Cette double fonction peut être vécue comme problématique, mais aussi constituer une chance dans la mesure où, précisément, elle permet à l’ensemble des acteurs d’articuler ce qui, d’un côté, relève de la loi avec ce qui, d’un autre côté, relève des règles indispensables à l’organisation du travail collectif dans un établissement et des conditions particulières de leur application. À cet égard, on ne peut passer sous silence la diversité des contextes culturels, sociaux, économiques et urbains des établissements qui appellent des dispositifs spécifiques afin que les missions de l’Éducation nationale puissent être menées à bien sur tout le territoire... Une égalité formelle serait ici contre-productive : elle ne permettrait nullement de rétablir, autant que faire se peut, l'équité territoriale. Au total, une réflexion régulière et partagée sur sur cette articulation, effectuée dans la clarté et avec le plus grand nombre, peut constituer, tout autant qu’un précieux outil de construction de l’unité de l’établissement, une éducation civique en actes.

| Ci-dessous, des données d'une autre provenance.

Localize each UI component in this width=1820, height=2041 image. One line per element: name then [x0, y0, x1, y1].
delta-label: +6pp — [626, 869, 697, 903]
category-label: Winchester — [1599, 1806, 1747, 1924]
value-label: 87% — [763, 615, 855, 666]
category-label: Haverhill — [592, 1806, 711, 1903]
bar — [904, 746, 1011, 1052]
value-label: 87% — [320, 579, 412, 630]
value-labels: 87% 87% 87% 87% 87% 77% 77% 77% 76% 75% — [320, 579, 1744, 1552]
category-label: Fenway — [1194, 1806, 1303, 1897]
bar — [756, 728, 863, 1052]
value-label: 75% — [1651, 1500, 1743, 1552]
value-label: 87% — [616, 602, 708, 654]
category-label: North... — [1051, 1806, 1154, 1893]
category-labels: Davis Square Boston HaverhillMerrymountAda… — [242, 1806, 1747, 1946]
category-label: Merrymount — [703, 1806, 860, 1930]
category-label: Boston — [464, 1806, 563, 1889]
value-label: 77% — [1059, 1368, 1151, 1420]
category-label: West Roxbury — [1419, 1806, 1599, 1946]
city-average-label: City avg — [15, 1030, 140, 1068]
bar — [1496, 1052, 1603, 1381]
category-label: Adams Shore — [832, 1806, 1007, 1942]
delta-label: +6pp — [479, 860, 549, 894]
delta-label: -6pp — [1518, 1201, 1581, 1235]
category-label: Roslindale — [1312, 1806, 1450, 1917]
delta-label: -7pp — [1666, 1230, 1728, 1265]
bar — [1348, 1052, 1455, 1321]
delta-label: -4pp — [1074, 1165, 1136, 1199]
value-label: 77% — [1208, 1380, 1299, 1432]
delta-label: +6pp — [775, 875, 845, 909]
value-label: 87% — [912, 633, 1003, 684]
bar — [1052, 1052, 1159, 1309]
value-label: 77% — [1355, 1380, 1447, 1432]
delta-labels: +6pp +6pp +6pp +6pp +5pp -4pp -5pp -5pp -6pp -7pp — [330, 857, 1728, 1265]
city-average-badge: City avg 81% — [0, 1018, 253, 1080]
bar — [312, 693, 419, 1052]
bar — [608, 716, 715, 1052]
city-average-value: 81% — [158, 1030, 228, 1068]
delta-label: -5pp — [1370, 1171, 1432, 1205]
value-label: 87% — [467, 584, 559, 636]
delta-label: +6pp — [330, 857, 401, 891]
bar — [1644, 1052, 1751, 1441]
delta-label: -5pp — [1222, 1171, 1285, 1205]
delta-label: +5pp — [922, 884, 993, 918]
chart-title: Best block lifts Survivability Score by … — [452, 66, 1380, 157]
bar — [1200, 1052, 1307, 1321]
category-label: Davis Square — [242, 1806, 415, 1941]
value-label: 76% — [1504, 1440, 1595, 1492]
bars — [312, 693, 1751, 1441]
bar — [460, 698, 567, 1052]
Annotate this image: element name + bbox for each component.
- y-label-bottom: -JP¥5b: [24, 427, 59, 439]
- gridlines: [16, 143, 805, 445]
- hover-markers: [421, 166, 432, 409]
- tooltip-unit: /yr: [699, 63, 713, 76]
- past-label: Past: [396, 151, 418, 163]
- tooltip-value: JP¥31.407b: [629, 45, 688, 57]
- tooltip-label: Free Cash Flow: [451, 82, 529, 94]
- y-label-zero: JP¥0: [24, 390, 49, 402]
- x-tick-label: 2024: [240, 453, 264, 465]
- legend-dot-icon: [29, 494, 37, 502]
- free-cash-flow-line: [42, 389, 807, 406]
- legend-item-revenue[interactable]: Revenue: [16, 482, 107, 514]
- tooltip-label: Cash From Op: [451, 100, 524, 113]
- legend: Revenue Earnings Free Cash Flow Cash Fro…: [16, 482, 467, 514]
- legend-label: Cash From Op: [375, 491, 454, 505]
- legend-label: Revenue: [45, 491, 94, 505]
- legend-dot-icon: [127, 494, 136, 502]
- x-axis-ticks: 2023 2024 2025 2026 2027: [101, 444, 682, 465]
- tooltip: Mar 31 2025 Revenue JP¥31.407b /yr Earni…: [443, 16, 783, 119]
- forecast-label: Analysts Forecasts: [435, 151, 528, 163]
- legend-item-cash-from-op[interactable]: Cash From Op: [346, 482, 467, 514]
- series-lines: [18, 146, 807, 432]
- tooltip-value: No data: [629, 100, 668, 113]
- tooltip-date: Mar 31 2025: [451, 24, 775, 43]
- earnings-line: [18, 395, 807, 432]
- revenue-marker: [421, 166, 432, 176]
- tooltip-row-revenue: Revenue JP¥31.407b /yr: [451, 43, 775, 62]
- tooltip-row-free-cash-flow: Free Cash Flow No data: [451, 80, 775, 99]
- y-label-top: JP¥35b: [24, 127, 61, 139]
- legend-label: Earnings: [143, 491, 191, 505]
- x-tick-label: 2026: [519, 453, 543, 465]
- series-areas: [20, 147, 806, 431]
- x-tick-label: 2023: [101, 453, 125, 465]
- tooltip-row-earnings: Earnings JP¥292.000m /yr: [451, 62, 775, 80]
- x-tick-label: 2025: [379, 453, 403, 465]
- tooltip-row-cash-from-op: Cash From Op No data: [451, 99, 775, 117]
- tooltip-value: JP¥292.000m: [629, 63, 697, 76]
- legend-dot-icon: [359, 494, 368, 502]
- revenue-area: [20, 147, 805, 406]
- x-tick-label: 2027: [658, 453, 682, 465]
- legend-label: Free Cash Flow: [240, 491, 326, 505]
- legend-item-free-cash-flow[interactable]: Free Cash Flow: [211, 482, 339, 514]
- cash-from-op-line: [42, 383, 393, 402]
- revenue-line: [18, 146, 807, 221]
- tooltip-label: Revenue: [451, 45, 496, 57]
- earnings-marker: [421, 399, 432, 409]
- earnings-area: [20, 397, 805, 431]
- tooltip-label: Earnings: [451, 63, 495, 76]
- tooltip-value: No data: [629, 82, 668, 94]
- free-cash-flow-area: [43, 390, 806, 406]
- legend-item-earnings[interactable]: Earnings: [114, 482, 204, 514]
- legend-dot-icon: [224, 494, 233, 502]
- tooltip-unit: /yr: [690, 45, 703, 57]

Pour autant, ces efforts risquent d’être voués à l’échec tant que, dans le fonctionnement quotidien, l’établissement restera clivé entre les activités d’enseignement proprement dites – confiées aux enseignants – et les activités afférentes à « la vie scolaire » – sous la responsabilité exclusive du chef d’établissement et de ses collaborateurs directs. Dans la mesure où il y a, d’un côté, ceux qui enseignent, mais s’exonèrent de tout investissement dans la construction du cadre, et, d’un autre côté, ceux qui garantissent la cadre et sanctionnent les élèves qui le transgressent, le règlement intérieur  reste un objet problématique. En revanche, si, comme cela se fait déjà dans certains établissements, le cadre institutionnel et les missions d’enseignement sont toujours pensés ensemble, si tous les acteurs travaillent en commun à définir les conditions optimales de « l’apprendre ensemble » (et non seulement du « vivre ensemble »), alors il est possible que la question du règlement intérieur soit un excellent levier pour permettre d’ajuster, de manière créative et cohérente, les finalités de l’Ecole et ses modalités.